Researchers at Stanford have developed an artificial intelligence (AI) approach called ‘MEND for fast model editing at scale’
The performance of large models has improved on a variety of computer vision problems, and in particular natural language processing. It is difficult to deploy and maintain such models if you have to issue patches after deployment. Due to the distributed nature the model’s models, it is difficult to make a localized change in order for the neural network to behave correctly when it produces an unwanted output. When prompted, a large language model that was trained in 2019 may assign a greater probability to Theresa May rather than Boris Johnson. What is the name of the Prime Minister in the United Kingdom (UK)?
The ideal editing procedure for a model would allow you to update model parameters quickly to increase the relative probability of Boris Johnson, while not altering the outputs from other inputs. This would produce edits that were reliable, changing the model’s output on the problematic input, e.g. Who is the prime minister of the United Kingdom. Locality: affecting the output of the model for unrelated inputs, such as What sports team plays Messi? Generality is the ability to generate the correct outputs for inputs that are related to the edited input (e.g. Who is the Prime Minster of the United Kingdom?) It is easy to make such edits by fine-tuning the example with a label. Fine-tuning a single example tends to lead to an overfitting, even if the distance between pre- and post-fine-tuning is small.

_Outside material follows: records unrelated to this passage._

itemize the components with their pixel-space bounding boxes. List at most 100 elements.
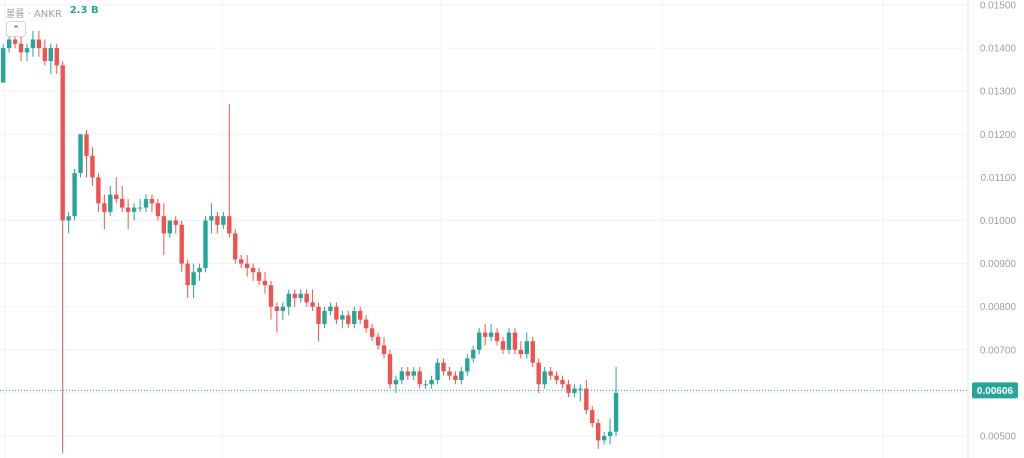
candle-body: [155, 203, 161, 217]
current-price-badge: [972, 382, 1018, 399]
candle-body: [256, 272, 262, 281]
candle-body: [548, 371, 553, 376]
candle-body: [227, 216, 232, 234]
candle-body: [494, 332, 500, 342]
candle-body: [465, 358, 470, 372]
candle-body: [12, 39, 18, 44]
candle-body: [411, 371, 416, 376]
candle-body: [304, 293, 309, 303]
candle-body: [96, 177, 101, 204]
candle-body: [203, 220, 208, 268]
candle-body: [131, 207, 137, 212]
current-price-line: 0.00606: [0, 382, 1018, 399]
candle-body: [524, 341, 529, 355]
candle-body: [233, 233, 238, 260]
candle-body: [18, 43, 24, 53]
collapse-icon[interactable]: ⌃: [6, 21, 26, 37]
candle-body: [572, 388, 577, 393]
candle-body: [84, 134, 89, 156]
candle-body: [191, 272, 196, 286]
candle-body: [441, 362, 446, 372]
candle-body: [512, 332, 518, 350]
current-price-label: 0.00606: [977, 386, 1014, 397]
price-tick-label: 0.00500: [980, 432, 1017, 443]
candle-body: [453, 375, 458, 380]
candle-body: [387, 354, 393, 385]
candle-body: [244, 263, 250, 268]
candle-body: [221, 216, 226, 225]
candle-body: [108, 194, 113, 212]
price-tick-label: 0.01200: [980, 130, 1017, 141]
candle-body: [500, 341, 506, 350]
candle-body: [1, 48, 6, 83]
candle-body: [268, 285, 274, 307]
price-tick-label: 0.00800: [980, 302, 1017, 313]
candle-body: [298, 293, 303, 299]
price-axis[interactable]: 0.01500 0.01400 0.01300 0.01200 0.01100 0.010…: [980, 1, 1017, 443]
candle-body: [369, 328, 375, 337]
candle-body: [66, 216, 71, 221]
candle-body: [292, 293, 297, 299]
candle-body: [578, 388, 583, 390]
candle-body: [435, 362, 440, 380]
candle-body: [506, 332, 512, 350]
candle-body: [310, 302, 315, 307]
candle-body: [78, 134, 83, 174]
candle-body: [30, 39, 36, 49]
candle-body: [363, 319, 369, 329]
candle-body: [358, 311, 363, 320]
price-tick-label: 0.00700: [980, 345, 1017, 356]
candle-body: [316, 306, 321, 324]
candle-body: [209, 216, 214, 221]
candle-body: [137, 207, 143, 209]
candle-body: [120, 198, 125, 208]
price-tick-label: 0.01300: [980, 87, 1017, 98]
candle-body: [280, 306, 286, 312]
candle-body: [447, 371, 452, 376]
candle-body: [340, 315, 345, 320]
candle-body: [488, 332, 494, 337]
candle-body: [417, 371, 422, 385]
legend-volume: 2.3 B: [69, 5, 99, 16]
candle-body: [90, 155, 95, 178]
candle-body: [554, 375, 559, 380]
candle-body: [423, 384, 428, 386]
candle-body: [286, 293, 291, 307]
volume-legend: 볼륨 · ANKR 2.3 B: [6, 5, 99, 20]
candle-body: [405, 371, 410, 376]
candle-body: [60, 65, 65, 221]
price-tick-label: 0.01400: [980, 44, 1017, 55]
candle-body: [613, 392, 619, 432]
candle-body: [482, 332, 488, 337]
candle-body: [590, 410, 595, 424]
candle-body: [102, 203, 107, 212]
price-tick-label: 0.01000: [980, 216, 1017, 227]
candle-body: [274, 306, 280, 312]
grid-lines: [0, 0, 968, 458]
candle-body: [346, 315, 351, 324]
candle-body: [262, 280, 268, 286]
candle-body: [72, 173, 77, 217]
candle-body: [215, 216, 220, 225]
candle-body: [429, 379, 434, 385]
candle-body: [399, 371, 405, 380]
candle-body: [560, 379, 565, 385]
candle-body: [536, 362, 541, 385]
candle-body: [334, 306, 339, 320]
candle-body: [6, 39, 12, 49]
candle-body: [48, 48, 53, 62]
candle-body: [471, 349, 476, 359]
candle-body: [607, 431, 613, 436]
candle-body: [542, 371, 547, 385]
candle-body: [596, 423, 601, 441]
candle-body: [24, 48, 30, 53]
candle-body: [518, 349, 524, 355]
candle-body: [173, 220, 178, 225]
candle-body: [584, 388, 589, 411]
candle-body: [328, 306, 333, 312]
price-tick-label: 0.01100: [981, 173, 1017, 184]
candle-body: [352, 311, 357, 324]
candle-body: [375, 336, 381, 346]
candle-body: [601, 436, 607, 441]
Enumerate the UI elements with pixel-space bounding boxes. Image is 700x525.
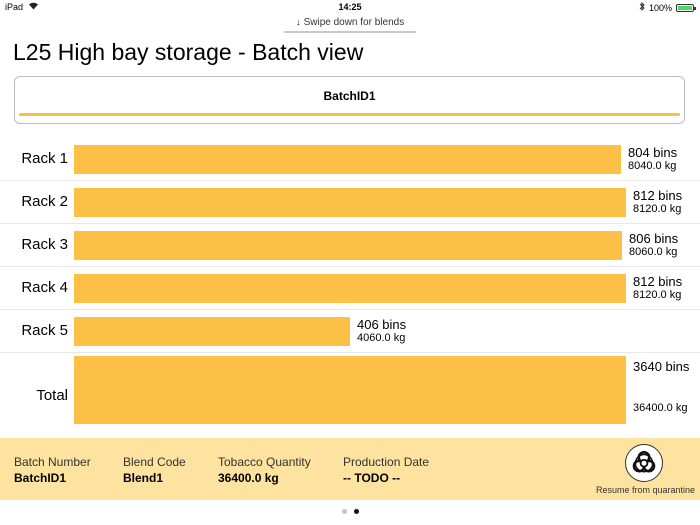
battery-percent: 100% — [648, 2, 672, 13]
rack-kg: 8120.0 kg — [633, 289, 682, 301]
rack-kg: 8120.0 kg — [633, 203, 682, 215]
batch-info-panel: Batch Number BatchID1 Blend Code Blend1 … — [0, 438, 700, 500]
rack-bar — [74, 274, 626, 303]
rack-row-2[interactable]: Rack 2 812 bins 8120.0 kg — [0, 181, 700, 224]
rack-label: Rack 2 — [21, 193, 68, 210]
swipe-handle[interactable] — [284, 31, 416, 33]
total-bins: 3640 bins — [633, 359, 690, 374]
rack-bins: 812 bins — [633, 274, 683, 289]
batch-number-label: Batch Number — [14, 455, 91, 469]
rack-kg: 4060.0 kg — [357, 332, 406, 344]
rack-bar — [74, 317, 350, 346]
tobacco-quantity-field: Tobacco Quantity 36400.0 kg — [218, 455, 311, 485]
resume-quarantine-control[interactable]: Resume from quarantine — [596, 444, 696, 495]
resume-quarantine-label: Resume from quarantine — [596, 485, 696, 495]
rack-row-1[interactable]: Rack 1 804 bins 8040.0 kg — [0, 138, 700, 181]
production-date-label: Production Date — [343, 455, 430, 469]
blend-code-label: Blend Code — [123, 455, 186, 469]
production-date-field: Production Date -- TODO -- — [343, 455, 429, 485]
blend-code-field: Blend Code Blend1 — [123, 455, 186, 485]
status-time: 14:25 — [338, 2, 362, 12]
rack-row-5[interactable]: Rack 5 406 bins 4060.0 kg — [0, 310, 700, 353]
bluetooth-icon — [639, 1, 645, 13]
blend-code-value: Blend1 — [123, 471, 164, 485]
rack-bins: 812 bins — [633, 188, 683, 203]
batch-card-label: BatchID1 — [323, 89, 376, 103]
batch-card[interactable]: BatchID1 — [14, 76, 685, 124]
status-bar: iPad 14:25 100% — [0, 0, 700, 16]
rack-kg: 8060.0 kg — [629, 246, 678, 258]
rack-bar — [74, 188, 626, 217]
rack-label: Rack 1 — [21, 150, 68, 167]
rack-bins: 804 bins — [628, 145, 678, 160]
rack-bins: 406 bins — [357, 317, 407, 332]
batch-card-accent — [19, 113, 680, 116]
rack-bar — [74, 145, 621, 174]
swipe-hint[interactable]: ↓ Swipe down for blends — [295, 17, 405, 28]
rack-bar — [74, 231, 622, 260]
rack-label: Rack 3 — [21, 236, 68, 253]
total-kg: 36400.0 kg — [633, 402, 688, 414]
total-bar — [74, 356, 626, 424]
rack-label: Rack 5 — [21, 322, 68, 339]
batch-number-field: Batch Number BatchID1 — [14, 455, 91, 485]
biohazard-icon — [632, 451, 656, 473]
device-name: iPad — [5, 2, 24, 12]
rack-label: Rack 4 — [21, 279, 68, 296]
tobacco-quantity-label: Tobacco Quantity — [218, 455, 311, 469]
rack-kg: 8040.0 kg — [628, 160, 677, 172]
page-indicator[interactable] — [0, 509, 700, 514]
page-dot-2[interactable] — [353, 509, 359, 514]
page-dot-1[interactable] — [341, 509, 347, 514]
total-label: Total — [36, 387, 68, 404]
production-date-value: -- TODO -- — [343, 471, 401, 485]
rack-list: Rack 1 804 bins 8040.0 kg Rack 2 812 bin… — [0, 138, 700, 443]
battery-icon — [676, 3, 696, 12]
rack-row-4[interactable]: Rack 4 812 bins 8120.0 kg — [0, 267, 700, 310]
page-title: L25 High bay storage - Batch view — [13, 39, 364, 65]
resume-quarantine-button[interactable] — [625, 444, 663, 482]
total-row[interactable]: Total 3640 bins 36400.0 kg — [0, 353, 700, 443]
rack-row-3[interactable]: Rack 3 806 bins 8060.0 kg — [0, 224, 700, 267]
tobacco-quantity-value: 36400.0 kg — [218, 471, 279, 485]
batch-number-value: BatchID1 — [14, 471, 67, 485]
rack-bins: 806 bins — [629, 231, 679, 246]
wifi-icon — [28, 2, 39, 12]
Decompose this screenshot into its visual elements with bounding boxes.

Overfitting can lead to both locality and genericity failures. Their experiments showed that while fine-tuning and training the edit set with the ongoing example improves locality but still requires more generality. It also requires continuous access to all training sets during testing, which is computationally more demanding. As an alternative, recent research has examined methods to learn how to edit models. Researchers present a meta-learning bi-level objective to determine a model initialization where standard fine-tuning of a single edit example results in valuable modifications.